PAM Username#Your MFA code#Unique PAM Record Name or ID
bwilliams#278461#Windows Production Server
The 278461 represents an example of your TOTP token.
PAM Username#Duo type or passcode#Unique PAM Record Name or ID
bwilliams#auto#Windows Production Server
bwilliams#push#Windows Production Server
bwilliams#phone#Windows Production Server
bwilliams#397623#Windows Production Server
The auto type will use your default Duo method, the push type will send a Duo Push to your registered device, the phone type will generate a phone call to your registered device and the 397623 represents an example your unique Duo Passcode. SMS is not supported because there is no prompt to enter the code after it is generated.
Please note when using either the auto, push and phone options, the connection process of the RDP Proxy will pause until you Approve the Duo challenge on your registered device.
Note that the Type RDPP indicates a RDP Proxy Session whereas the Type RDP indicates a RDP Web Session.
Example: Remote Desktop
Example using Remote Desktop Connection Manager.
Example: mRemoteNG
Example using mRemoteNG.
Example: generic RDP Mobile App
Example using a generic RDP Mobile App.
Troubleshooting
RDP Proxy connections troubleshooting:
- In PAM GUI search using the query: computer name. Does the search one single Windows Host record?
- If the search finds no records or several records, try to connect to the record using Record-ID (you can grab it from the Record view screen) that you can use after # sign.
- If only one record is found, can you connect to this record using WEB RDP Session?
Contact the Support team and share a screen shot of the record view so we can check whether it has user or $login for pass-through connection.
- If WEB Session does not connect check the password on record is correct or PAM server does not have a connection route to the destination server.

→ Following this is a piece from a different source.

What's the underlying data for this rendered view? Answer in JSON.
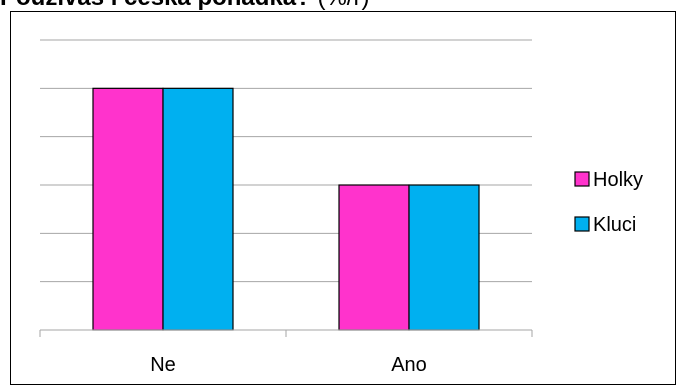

- If PAM is on a Windows computer, can you connect to the destination server using a native RDP client from PAM computer?
- If you use $login as a User name then try to use a real user name and password to test the connectivity.
- On PAM GUI using login name navigate Management > My Profile > Re-Enable RDP Proxy. Enter password > Save.
- Try to perform the RDP Session connection again. Does it work now?
- Did you enable RDP Proxy in Administration > Settings > Global Parameters screen?
- RDP Proxy is disabled by default. After enabling it, please restart service pammnager / PamManagement and try to connect again.
- Is it possible that port 3388 is closed on PAM host server firewall or on the route to it (AWS Security Group or Azure NG)?
- Please reopen a port and try to connect again.
- Finally, if nothing works or gives a clue how to proceed, please contact the Support team and send all log files from the folder $PAM_HOME/web/logs.